1.3. L'art. 87 al. 1 CPP n'empêche pas les parties de communiquer aux autorités pénales une adresse de notification autre que celles indiquées par la norme (ATF 139 IV 228 consid. 1.1 et 1.2; arrêts 6B_730/2021 du 20 août 2021 consid. 1.1; 6B_644/2017 du 16 mai 2018 consid. 3.1; 6B_1309/2017 du 9 mai 2018 consid. 1.1 et l'arrêt cité). Si elles le font, la notification doit intervenir en principe à cette adresse, sous peine d'être jugée irrégulière (ATF précité consid. 1.2 et 1.3; arrêts 6B_730/2021 précité consid. 1.1; 6B_1309/2017 précité et l'arrêt cité). Les parties sont ainsi libres de faire élection de domicile à une adresse autre que celle de leur domicile ou de leur résidence habituelle (art. 87 al. 1 CPP; cf. ATF 139 IV 228 consid. 1.1 et 1.2; arrêts 6B_328/2020 précité consid. 2.2.3; 6B_673/2015 précité consid. 1.3). Le Tribunal fédéral a toutefois réservé l'hypothèse où la notification à l'adresse indiquée serait sensiblement plus compliquée que celle à l'un des lieux mentionnés à l'art. 87 al. 1 CPP (ATF 144 IV 64 consid. 2.3; 139 IV 228 consid. 1.2). Si le prévenu indique aux autorités de poursuite pénale l'adresse de son défenseur comme domicile de notification, la notification de la citation a lieu valablement à cette adresse avec copie à l'avocat lui-même (cf. ATF 139 IV 228 consid. 1.1 et 1.2; arrêts 6B_328/2020 précité consid. 2.2.3; 6B_673/2015 précité consid. 1.3), manière de procéder qui respecte les exigences de l'art. 87 al. 4 CPP (arrêt 6B_673/2015 précité consid. 1.3).  
 
1.4. De jurisprudence constante, celui qui se sait partie à une procédure judiciaire et qui doit dès lors s'attendre à recevoir notification d'actes du juge, est tenu de relever son courrier ou, s'il s'absente de son domicile, de prendre des dispositions pour que celui-ci lui parvienne néanmoins. Une telle obligation signifie que le destinataire doit, le cas échéant, désigner un représentant, faire suivre son courrier, informer les autorités de son absence ou leur indiquer une adresse de notification (ATF 146 IV 30 consid. 1.1.2; 141 II 429 consid. 3.1; 139 IV 228 consid. 1.1 et les références citées). Il découle de cette jurisprudence que le destinataire d'actes judiciaires non seulement peut, mais également doit, lorsqu'il estime qu'une notification ne pourra aboutir au lieu connu des autorités, désigner une adresse où il pourra être atteint (ATF 139 IV 228 consid. 1.1; arrêt 6B_96/2021 du 6 septembre 2021 consid. 1.1.2).  

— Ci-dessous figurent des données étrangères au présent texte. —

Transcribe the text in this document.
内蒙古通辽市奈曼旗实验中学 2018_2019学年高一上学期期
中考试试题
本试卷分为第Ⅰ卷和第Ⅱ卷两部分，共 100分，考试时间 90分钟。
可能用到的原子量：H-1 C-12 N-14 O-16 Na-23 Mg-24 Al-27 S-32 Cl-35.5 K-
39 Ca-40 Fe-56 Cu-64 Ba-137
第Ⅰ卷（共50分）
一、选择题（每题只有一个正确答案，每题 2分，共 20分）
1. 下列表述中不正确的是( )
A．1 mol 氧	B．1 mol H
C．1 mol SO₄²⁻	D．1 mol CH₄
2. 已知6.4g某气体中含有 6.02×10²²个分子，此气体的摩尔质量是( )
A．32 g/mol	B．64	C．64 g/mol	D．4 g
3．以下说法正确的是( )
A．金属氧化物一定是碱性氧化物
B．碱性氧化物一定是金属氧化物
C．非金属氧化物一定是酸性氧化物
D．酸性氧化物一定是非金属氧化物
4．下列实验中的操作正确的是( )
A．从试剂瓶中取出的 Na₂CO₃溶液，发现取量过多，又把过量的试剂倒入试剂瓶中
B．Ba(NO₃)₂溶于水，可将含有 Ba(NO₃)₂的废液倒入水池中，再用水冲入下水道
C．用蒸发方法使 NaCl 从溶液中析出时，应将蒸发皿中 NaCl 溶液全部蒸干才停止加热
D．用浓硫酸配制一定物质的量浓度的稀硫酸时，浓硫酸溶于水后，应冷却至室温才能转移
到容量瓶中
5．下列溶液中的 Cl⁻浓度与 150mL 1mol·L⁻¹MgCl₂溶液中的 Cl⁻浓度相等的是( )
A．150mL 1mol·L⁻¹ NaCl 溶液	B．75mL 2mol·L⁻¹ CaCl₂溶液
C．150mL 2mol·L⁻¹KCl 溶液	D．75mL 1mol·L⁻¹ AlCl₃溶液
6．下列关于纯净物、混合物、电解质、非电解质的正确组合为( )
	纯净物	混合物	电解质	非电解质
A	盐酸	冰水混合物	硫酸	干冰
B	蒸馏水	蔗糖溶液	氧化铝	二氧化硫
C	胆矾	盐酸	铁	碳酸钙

Le but des règles sur la notification est d'assurer la sécurité du droit et l'économie de procédure (ATF 144 IV 64 consid. 2.5; 139 IV 228 consid. 1.1; arrêt 6B_96/2021 précité consid. 1.1.2). 
 
1.5. Il incombe aux autorités de prouver qu'elles ont entrepris tous les efforts nécessaires afin de trouver l'adresse du prévenu (arrêts 6B_876/2013 précité consid. 2.3.2; 6B_652/2013 précité consid. 1.4.2).  
 
1.6. La cour cantonale a tout d'abord rappelé que le recourant serait amené à comparaître personnellement aux débats d'appel, qu'une convocation devait lui être notifiée personnellement et que la notification du mandat de comparution ne pouvait pas intervenir valablement auprès de son mandataire. Elle a ensuite indiqué que cette exigence, de même que les conséquences négatives pour le recourant de son éventuel refus de s'y conformer, avaient été rappelées à la défense par la direction de la procédure, dans sa lettre du 31 octobre 2023. Elle a ainsi considéré que, dans ces conditions, il était incompréhensible que le recourant refuse toujours de révéler où il réside, tout en persistant à exiger le traitement de son appel. La désignation de l'adresse de son ex-femme pour toute notification à venir dans la procédure d'appel n'y changeait rien, à mesure qu'il n'était pas contesté que cette adresse - d'ailleurs irrégulière, puisque la base des données des personnes habitant dans le canton de Neuchâtel mentionnait que celle-ci était domiciliée à la rue de U.________ xx et non xy, comme figurait dans l'attestation qu'il avait produite - n'était pas le lieu de domicile du recourant ni celle de sa résidence habituelle. La cour cantonale a dès lors retenu que le recourant, qui formait appel, tout en refusant de révéler où il résidait - si bien qu'aucune citation respectant l'art. 87 al. 4 CPP ne pourrait lui être notifiée -, et qui serait tout de même tenu de comparaître personnellement à une prochaine audience pour son interrogatoire, adoptait en réalité une attitude contradictoire non conforme au principe de la bonne foi. Elle a précisé que le recourant avait quitté officiellement V.________, son dernier domicile connu en Suisse, pour " une destination inconnue ", soit celle que, pour des raisons assez incompréhensibles, il avait justement choisi de dissimuler aux autorités de poursuite pénale suisses, lesquelles d'ailleurs ne disposaient d'aucun moyen pour le localiser à l'étranger. La cour cantonale a ainsi retenu qu'en ne révélant pas son lieu de résidence, le recourant faisait obstacle à la notification personnelle d'une citation et que de ce fait il serait impossible de le citer à comparaître valablement. Partant, elle a considéré que l'appel était réputé avoir été retiré au sens de l'art. 407 al. 1 let. c CPP.  
 
1.7. Le raisonnement de la cour cantonale ne peut pas être suivi.  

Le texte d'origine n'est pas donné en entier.